- Relator(a)
- Ministra Nancy Andrighi
- Órgão julgador
- Terceira Turma
- Data do julgamento
- 06/03/2018
- Data de publicação
- 09/03/2018
STJ – Acórdão, Rel. Ministra Nancy Andrighi, Terceira Turma, j. 06/03/2018, p. 09/03/2018
RECURSO ESPECIAL. RESPONSABILIDADE CIVIL. TRANSPORTE DE MERCADORIAS. PREQUESTIONAMENTO. AUSÊNCIA. OMISSÃO, CONTRADIÇÃO E OBSCURIDADE. AUSÊNCIA. ROUBO DURANTE O TRAJETO. FORTUITO EXTERNO. EXCLUDENTE DE RESPONSABILIDADE. 1. Ação ajuizada em 19/03/2007. Recurso especial interposto em 21/01/2013 e atribuído a este gabinete em 25/08/2016. 2. O propósito recursal consiste em verificar a existência do direito de regresso ao ressarcimento por seguro de mercadoria, que foi roubada, com o emprego de arma de fogo, durante a prestação do serviço de transporte pela recorrente. 3. Inviável o reconhecimento de violação ao art. 535 do CPC/73 quando não verificada no acórdão recorrido omissão, contradição ou obscuridade apontadas pelos recorrentes. 4. A ausência de prequestionamento das matérias relacionadas no recurso pelo Tribunal de origem impõe a aplicação da Súmula 211/STJ. 5. O roubo de mercadoria transportada, praticado mediante ameaça exercida com arma de fogo, é fato desconexo ao contrato de transporte e, sendo inevitável, diante das cautelas exigíveis da transportadora, constitui-se em caso fortuito ou força maior, excluindo-se sua responsabilidade pelos danos causados, nos termos do CC/2002. 6. Conforme jurisprudência do STJ, "se não for demonstrado que a transportadora não adotou as cautelas que razoavelmente dela se poderia esperar, o roubo de carga constitui motivo de força maior a isentar a responsabilidade daquela" (REsp 435.865/RJ, 2ª Seção). 7. Na hipótese dos autos, o Tribunal de origem parece pôr em dúvida a própria ocorrência do fato delitivo.
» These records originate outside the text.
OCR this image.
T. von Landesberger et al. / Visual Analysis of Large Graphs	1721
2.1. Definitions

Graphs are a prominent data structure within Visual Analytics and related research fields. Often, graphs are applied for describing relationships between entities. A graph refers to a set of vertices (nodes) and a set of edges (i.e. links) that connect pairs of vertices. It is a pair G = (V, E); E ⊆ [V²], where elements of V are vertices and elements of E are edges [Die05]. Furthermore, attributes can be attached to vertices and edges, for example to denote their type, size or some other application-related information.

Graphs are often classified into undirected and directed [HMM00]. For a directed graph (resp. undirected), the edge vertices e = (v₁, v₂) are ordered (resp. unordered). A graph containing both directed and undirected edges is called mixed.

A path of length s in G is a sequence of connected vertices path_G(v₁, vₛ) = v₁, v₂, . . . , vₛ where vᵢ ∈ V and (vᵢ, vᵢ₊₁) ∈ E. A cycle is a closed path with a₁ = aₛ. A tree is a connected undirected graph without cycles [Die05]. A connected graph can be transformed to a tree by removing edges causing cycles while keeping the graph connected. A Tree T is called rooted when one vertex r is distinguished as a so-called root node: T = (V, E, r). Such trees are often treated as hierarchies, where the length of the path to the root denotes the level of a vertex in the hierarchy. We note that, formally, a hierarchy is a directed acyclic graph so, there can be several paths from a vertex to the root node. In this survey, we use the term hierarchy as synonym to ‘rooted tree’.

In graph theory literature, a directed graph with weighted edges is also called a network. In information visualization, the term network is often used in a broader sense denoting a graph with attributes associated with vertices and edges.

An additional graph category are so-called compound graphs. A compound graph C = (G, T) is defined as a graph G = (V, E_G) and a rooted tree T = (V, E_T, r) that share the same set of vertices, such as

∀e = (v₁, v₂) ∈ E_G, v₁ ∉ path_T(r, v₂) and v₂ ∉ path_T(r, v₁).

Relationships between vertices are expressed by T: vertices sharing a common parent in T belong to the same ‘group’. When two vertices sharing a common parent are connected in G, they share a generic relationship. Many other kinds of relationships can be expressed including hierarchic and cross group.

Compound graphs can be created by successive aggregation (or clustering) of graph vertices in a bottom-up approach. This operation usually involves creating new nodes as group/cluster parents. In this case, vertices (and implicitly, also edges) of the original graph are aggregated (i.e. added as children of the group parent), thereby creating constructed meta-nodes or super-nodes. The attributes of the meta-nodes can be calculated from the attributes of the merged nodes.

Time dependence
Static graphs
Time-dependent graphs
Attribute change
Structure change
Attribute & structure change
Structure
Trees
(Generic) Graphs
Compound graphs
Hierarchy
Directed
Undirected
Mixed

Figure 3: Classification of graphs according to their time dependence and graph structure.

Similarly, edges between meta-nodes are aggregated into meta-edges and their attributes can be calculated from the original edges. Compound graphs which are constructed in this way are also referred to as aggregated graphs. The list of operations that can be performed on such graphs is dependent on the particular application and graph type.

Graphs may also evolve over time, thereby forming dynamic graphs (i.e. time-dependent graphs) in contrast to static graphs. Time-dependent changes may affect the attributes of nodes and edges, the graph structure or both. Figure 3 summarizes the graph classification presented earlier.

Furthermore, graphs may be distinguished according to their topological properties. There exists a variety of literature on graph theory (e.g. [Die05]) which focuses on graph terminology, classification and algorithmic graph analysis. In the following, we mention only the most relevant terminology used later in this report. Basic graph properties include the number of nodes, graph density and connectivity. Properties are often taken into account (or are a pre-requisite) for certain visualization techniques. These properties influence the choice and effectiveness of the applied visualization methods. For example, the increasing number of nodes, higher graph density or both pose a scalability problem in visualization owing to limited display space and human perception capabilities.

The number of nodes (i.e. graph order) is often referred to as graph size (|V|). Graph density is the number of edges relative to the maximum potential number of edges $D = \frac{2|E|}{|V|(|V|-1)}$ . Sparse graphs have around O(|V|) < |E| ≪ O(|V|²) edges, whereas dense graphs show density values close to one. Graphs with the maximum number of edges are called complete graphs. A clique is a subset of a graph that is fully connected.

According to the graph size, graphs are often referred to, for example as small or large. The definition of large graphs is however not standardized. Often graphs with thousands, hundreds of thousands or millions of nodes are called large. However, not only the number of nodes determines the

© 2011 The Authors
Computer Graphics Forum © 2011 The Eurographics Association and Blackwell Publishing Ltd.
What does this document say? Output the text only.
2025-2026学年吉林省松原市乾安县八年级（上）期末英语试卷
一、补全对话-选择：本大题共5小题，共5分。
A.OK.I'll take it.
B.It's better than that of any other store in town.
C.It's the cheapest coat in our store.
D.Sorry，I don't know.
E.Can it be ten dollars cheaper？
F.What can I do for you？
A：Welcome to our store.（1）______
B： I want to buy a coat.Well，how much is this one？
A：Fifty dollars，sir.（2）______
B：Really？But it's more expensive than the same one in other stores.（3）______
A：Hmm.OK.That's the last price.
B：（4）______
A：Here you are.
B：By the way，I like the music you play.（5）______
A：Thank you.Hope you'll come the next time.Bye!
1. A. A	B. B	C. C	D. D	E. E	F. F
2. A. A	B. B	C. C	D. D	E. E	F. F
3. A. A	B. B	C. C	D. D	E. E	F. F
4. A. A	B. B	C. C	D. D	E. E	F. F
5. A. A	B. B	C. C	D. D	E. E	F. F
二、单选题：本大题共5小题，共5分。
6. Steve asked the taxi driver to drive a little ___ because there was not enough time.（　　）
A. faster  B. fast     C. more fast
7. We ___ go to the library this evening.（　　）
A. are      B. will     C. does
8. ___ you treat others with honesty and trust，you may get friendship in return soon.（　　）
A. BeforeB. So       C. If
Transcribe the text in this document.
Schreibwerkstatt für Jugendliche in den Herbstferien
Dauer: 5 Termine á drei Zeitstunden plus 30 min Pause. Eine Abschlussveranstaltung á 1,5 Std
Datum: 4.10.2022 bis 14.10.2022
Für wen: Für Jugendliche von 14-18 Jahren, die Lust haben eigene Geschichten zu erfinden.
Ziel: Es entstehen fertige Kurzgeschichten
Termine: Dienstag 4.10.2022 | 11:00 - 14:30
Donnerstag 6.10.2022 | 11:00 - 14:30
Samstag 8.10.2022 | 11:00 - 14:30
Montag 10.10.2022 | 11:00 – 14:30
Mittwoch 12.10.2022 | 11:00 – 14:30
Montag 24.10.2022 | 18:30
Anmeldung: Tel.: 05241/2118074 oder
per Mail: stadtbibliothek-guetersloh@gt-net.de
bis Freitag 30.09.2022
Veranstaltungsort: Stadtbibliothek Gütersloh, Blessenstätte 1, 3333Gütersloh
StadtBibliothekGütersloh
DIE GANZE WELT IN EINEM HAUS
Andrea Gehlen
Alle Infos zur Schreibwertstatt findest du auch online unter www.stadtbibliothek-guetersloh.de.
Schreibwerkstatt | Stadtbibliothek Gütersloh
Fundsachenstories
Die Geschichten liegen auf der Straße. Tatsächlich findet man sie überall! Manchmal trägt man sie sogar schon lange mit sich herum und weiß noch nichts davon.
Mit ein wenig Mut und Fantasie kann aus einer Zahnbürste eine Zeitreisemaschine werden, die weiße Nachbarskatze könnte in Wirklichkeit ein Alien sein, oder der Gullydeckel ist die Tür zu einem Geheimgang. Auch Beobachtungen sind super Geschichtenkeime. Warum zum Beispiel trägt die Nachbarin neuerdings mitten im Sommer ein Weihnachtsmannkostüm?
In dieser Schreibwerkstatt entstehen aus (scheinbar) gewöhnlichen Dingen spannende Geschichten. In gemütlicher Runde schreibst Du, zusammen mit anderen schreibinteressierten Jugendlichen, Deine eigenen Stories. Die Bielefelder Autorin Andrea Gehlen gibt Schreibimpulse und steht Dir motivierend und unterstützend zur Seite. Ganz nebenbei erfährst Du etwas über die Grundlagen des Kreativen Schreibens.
Contudo, não é possível ao Tribunal de origem atribuir responsabilidade à transportadora, apenas por haver detalhes supostamente ausentes no boletim de ocorrência, cuja ausência, ademais, não desconfiguraria a própria ocorrência do roubo com emprego de arma de fogo. 8. Mesmo diante de todas as precauções e cautelas possíveis, a força maior é por si mesma inevitável e irresistível e, por mais que se exija dos prestadores de serviço de transporte terrestre de mercadoria, o roubo com emprego de arma de fogo pode continuar a ocorrer, não sendo exigível a existência de escolta armada, sem a prévia estipulação contratual. 9. Recurso especial parcialmente conhecido e, nessa parte, provido. (REsp n. 1.660.163/SP, relatora Ministra Nancy Andrighi, Terceira Turma, julgado em 6/3/2018, DJe de 9/3/2018.)